What is an infusion?
It is a very simple procedure, an IV will be started and normal saline mixed with the medication will be slowly administered to you.
What conditions can you treat?
Persons with severe depression, complex regional pain syndrome (CRPS/RSD), debilitating fibromyalgia, intractable headaches.
Is Infusion Therapy Right for me?
If you suffer from severe depression that has not responded to medication or other traditional treatment modalities, then infusion therapy may be an option for you. The procedure is easy to administer and essentially pain free. There will be an initial evaluation with your doctor to see if infusion therapy is right for you.
What is ketamine?
Ketamine is an FDA approved anesthetic drug that has been used in hospitals worldwide since the 1960s. In the last few years numerous articles in medical journals have shown efficacy in using ketamine in sub-anesthetic doses to treat depression and some chronic pain syndromes. Ketamine's anesthetic effects are mediated by interactions with a member of the glutamate receptor family, the NMDA receptor. It interacts with other receptors as well, including the AMPA receptor, thought to be an important component of its antidepressant effects
How long is the infusion?
Infusions will be 1 hour. After the infusion you will stay for another 30 minutes to recover. If you have CRPS/RSD your infusion will be longer, usually 3-4 hours
What to expect during the infusion?
Some possible side-effects include dizziness, blurred vision, nausea, and hallucinations, these are rare and dose related, they can be treated immediately to make your experience as pleasant as possible. Within 15 minutes of ending the infusion your mind will be clear. There are no delayed “flashbacks.”
Will I get better?
It is possible to undergo ketamine infusion therapy and have no beneficial effect. We cannot predict who will respond to ketamine, but statistically 2 out of 3 patients do show a dramatic improvement in their mood and 3 out of 4 will cease to have suicide ideation.
Will I be awake?
Yes, the dose that we use will not put you to sleep.
Can I get addicted?
Because it is used as a “party drug” there is a legitimate worry about addiction potential. Studies and clinical experience have found that in the very low doses used, medical setting, lack of access at home, and infrequent dosing, there is virtually no potential for addiction or abuse.
Do I need a referral?
Yes, we require a note from your treating provider. You will be seen for an initial consultation, all your documents/labs will be reviewed and we will determine if you are a candidate for IV infusions.

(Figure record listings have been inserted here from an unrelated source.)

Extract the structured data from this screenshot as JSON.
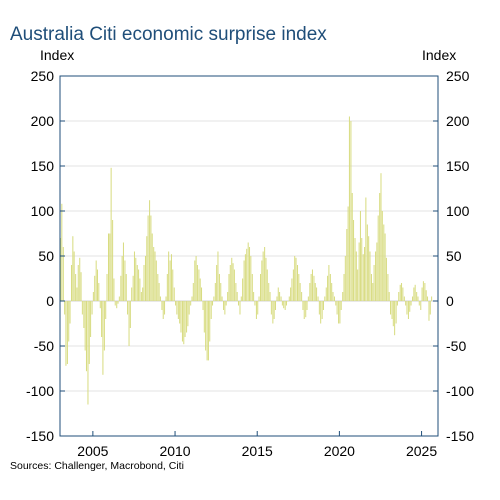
{
  "title": "Australia Citi economic surprise index",
  "source": "Sources: Challenger, Macrobond, Citi",
  "colors": {
    "bar": "#d8dc82",
    "frame": "#1f4e79",
    "grid": "#e3e3e3",
    "title": "#1f4e79"
  },
  "chart_data": {
    "type": "bar",
    "title": "Australia Citi economic surprise index",
    "ylabel_left": "Index",
    "ylabel_right": "Index",
    "ylim": [
      -150,
      250
    ],
    "y_ticks": [
      -150,
      -100,
      -50,
      0,
      50,
      100,
      150,
      200,
      250
    ],
    "xlim": [
      2003.0,
      2026.0
    ],
    "x_ticks": [
      2005,
      2010,
      2015,
      2020,
      2025
    ],
    "grid": true,
    "legend": "none",
    "series": [
      {
        "x": [
          2003.0,
          2003.08,
          2003.17,
          2003.25,
          2003.33,
          2003.42,
          2003.5,
          2003.58,
          2003.67,
          2003.75,
          2003.83,
          2003.92,
          2004.0,
          2004.08,
          2004.17,
          2004.25,
          2004.33,
          2004.42,
          2004.5,
          2004.58,
          2004.67,
          2004.75,
          2004.83,
          2004.92,
          2005.0,
          2005.08,
          2005.17,
          2005.25,
          2005.33,
          2005.42,
          2005.5,
          2005.58,
          2005.67,
          2005.75,
          2005.83,
          2005.92,
          2006.0,
          2006.08,
          2006.17,
          2006.25,
          2006.33,
          2006.42,
          2006.5,
          2006.58,
          2006.67,
          2006.75,
          2006.83,
          2006.92,
          2007.0,
          2007.08,
          2007.17,
          2007.25,
          2007.33,
          2007.42,
          2007.5,
          2007.58,
          2007.67,
          2007.75,
          2007.83,
          2007.92,
          2008.0,
          2008.08,
          2008.17,
          2008.25,
          2008.33,
          2008.42,
          2008.5,
          2008.58,
          2008.67,
          2008.75,
          2008.83,
          2008.92,
          2009.0,
          2009.08,
          2009.17,
          2009.25,
          2009.33,
          2009.42,
          2009.5,
          2009.58,
          2009.67,
          2009.75,
          2009.83,
          2009.92,
          2010.0,
          2010.08,
          2010.17,
          2010.25,
          2010.33,
          2010.42,
          2010.5,
          2010.58,
          2010.67,
          2010.75,
          2010.83,
          2010.92,
          2011.0,
          2011.08,
          2011.17,
          2011.25,
          2011.33,
          2011.42,
          2011.5,
          2011.58,
          2011.67,
          2011.75,
          2011.83,
          2011.92,
          2012.0,
          2012.08,
          2012.17,
          2012.25,
          2012.33,
          2012.42,
          2012.5,
          2012.58,
          2012.67,
          2012.75,
          2012.83,
          2012.92,
          2013.0,
          2013.08,
          2013.17,
          2013.25,
          2013.33,
          2013.42,
          2013.5,
          2013.58,
          2013.67,
          2013.75,
          2013.83,
          2013.92,
          2014.0,
          2014.08,
          2014.17,
          2014.25,
          2014.33,
          2014.42,
          2014.5,
          2014.58,
          2014.67,
          2014.75,
          2014.83,
          2014.92,
          2015.0,
          2015.08,
          2015.17,
          2015.25,
          2015.33,
          2015.42,
          2015.5,
          2015.58,
          2015.67,
          2015.75,
          2015.83,
          2015.92,
          2016.0,
          2016.08,
          2016.17,
          2016.25,
          2016.33,
          2016.42,
          2016.5,
          2016.58,
          2016.67,
          2016.75,
          2016.83,
          2016.92,
          2017.0,
          2017.08,
          2017.17,
          2017.25,
          2017.33,
          2017.42,
          2017.5,
          2017.58,
          2017.67,
          2017.75,
          2017.83,
          2017.92,
          2018.0,
          2018.08,
          2018.17,
          2018.25,
          2018.33,
          2018.42,
          2018.5,
          2018.58,
          2018.67,
          2018.75,
          2018.83,
          2018.92,
          2019.0,
          2019.08,
          2019.17,
          2019.25,
          2019.33,
          2019.42,
          2019.5,
          2019.58,
          2019.67,
          2019.75,
          2019.83,
          2019.92,
          2020.0,
          2020.08,
          2020.17,
          2020.25,
          2020.33,
          2020.42,
          2020.5,
          2020.58,
          2020.67,
          2020.75,
          2020.83,
          2020.92,
          2021.0,
          2021.08,
          2021.17,
          2021.25,
          2021.33,
          2021.42,
          2021.5,
          2021.58,
          2021.67,
          2021.75,
          2021.83,
          2021.92,
          2022.0,
          2022.08,
          2022.17,
          2022.25,
          2022.33,
          2022.42,
          2022.5,
          2022.58,
          2022.67,
          2022.75,
          2022.83,
          2022.92,
          2023.0,
          2023.08,
          2023.17,
          2023.25,
          2023.33,
          2023.42,
          2023.5,
          2023.58,
          2023.67,
          2023.75,
          2023.83,
          2023.92,
          2024.0,
          2024.08,
          2024.17,
          2024.25,
          2024.33,
          2024.42,
          2024.5,
          2024.58,
          2024.67,
          2024.75,
          2024.83,
          2024.92,
          2025.0,
          2025.08,
          2025.17,
          2025.25,
          2025.33,
          2025.42,
          2025.5,
          2025.58
        ],
        "values": [
          70,
          108,
          60,
          -15,
          -72,
          -70,
          -45,
          -25,
          40,
          72,
          55,
          30,
          15,
          40,
          48,
          32,
          -15,
          -30,
          -55,
          -78,
          -115,
          -70,
          -40,
          -15,
          10,
          28,
          45,
          35,
          20,
          -8,
          -40,
          -82,
          -55,
          -20,
          30,
          75,
          75,
          148,
          90,
          25,
          -5,
          -8,
          -3,
          5,
          28,
          50,
          65,
          45,
          30,
          -15,
          -50,
          -30,
          15,
          28,
          55,
          48,
          40,
          35,
          25,
          10,
          15,
          40,
          50,
          72,
          95,
          112,
          95,
          75,
          60,
          55,
          45,
          30,
          20,
          5,
          -10,
          -20,
          -15,
          5,
          30,
          55,
          45,
          52,
          35,
          15,
          -5,
          -15,
          -20,
          -25,
          -35,
          -45,
          -48,
          -40,
          -35,
          -28,
          -15,
          -5,
          5,
          20,
          45,
          50,
          40,
          35,
          25,
          15,
          -10,
          -35,
          -55,
          -66,
          -66,
          -45,
          -20,
          -5,
          5,
          20,
          40,
          55,
          30,
          20,
          5,
          -10,
          -15,
          -5,
          10,
          30,
          40,
          48,
          42,
          35,
          20,
          10,
          -5,
          -15,
          5,
          25,
          45,
          52,
          58,
          65,
          60,
          50,
          30,
          10,
          -5,
          -20,
          -15,
          5,
          30,
          45,
          55,
          60,
          48,
          35,
          20,
          10,
          -15,
          -25,
          -20,
          -10,
          5,
          15,
          10,
          5,
          -5,
          -8,
          -10,
          -5,
          0,
          5,
          15,
          25,
          35,
          50,
          48,
          40,
          30,
          20,
          10,
          -10,
          -20,
          -18,
          -10,
          5,
          20,
          30,
          35,
          28,
          20,
          15,
          5,
          -15,
          -25,
          -20,
          -10,
          5,
          15,
          28,
          40,
          30,
          20,
          10,
          5,
          -5,
          -15,
          -25,
          -25,
          -10,
          10,
          30,
          50,
          80,
          105,
          205,
          200,
          120,
          90,
          70,
          55,
          35,
          65,
          100,
          70,
          52,
          60,
          115,
          85,
          72,
          55,
          30,
          20,
          40,
          55,
          65,
          95,
          120,
          142,
          100,
          85,
          75,
          48,
          30,
          10,
          -15,
          -20,
          -28,
          -38,
          -25,
          -5,
          10,
          18,
          20,
          15,
          5,
          -5,
          -15,
          -20,
          -12,
          -5,
          5,
          15,
          18,
          10,
          5,
          -5,
          -10,
          15,
          22,
          20,
          12,
          5,
          -22,
          -15,
          5
        ]
      }
    ]
  }
}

Do I need to stop my medications?
We recommend that you don’t take Benzodiazepines such as Xanax, Ativan, Valium, or Klonopin, and amphetamine-based stimulants, such as Adderall or Ritalin the day of treatment.
What medical conditions will exclude me from ketamine treatment?
Any medical condition that is not well managed would preclude you from treatment. Uncontrolled high blood pressure, or any serious cardiac or respiratory conditions need to be disclosed to avoid complications.
How many infusion will I need?
The original studies were done by administering 6 infusions with 14 day period.
We recommend staying as close to this protocol as possible but we will customize the treatments to help meet your personal and travel needs. If you have a favorable response to the first two infusions, a total of six is recommended.
Do I need someone with me?
You will need a responsible adult to take you home. You will not be able to drive for 12 hours after the infusion.
Can I eat before the infusion?
We require that you don’t eat any solid food 8 hours before your infusion, you are allowed to have clear liquids such as water, clear broth, apple juice or clear tea/coffee (no milk or leaves) up to 2 hours prior to your appointment.
Will my insurance cover or reimburse me?
Ketamine infusions are not covered by insurance. However, we do provide a receipt for services at the
time of your appointment. While we cannot guarantee any reimbursement, some of our patients with “out of network” benefits have been able to recoup a portion of their out of pocket costs.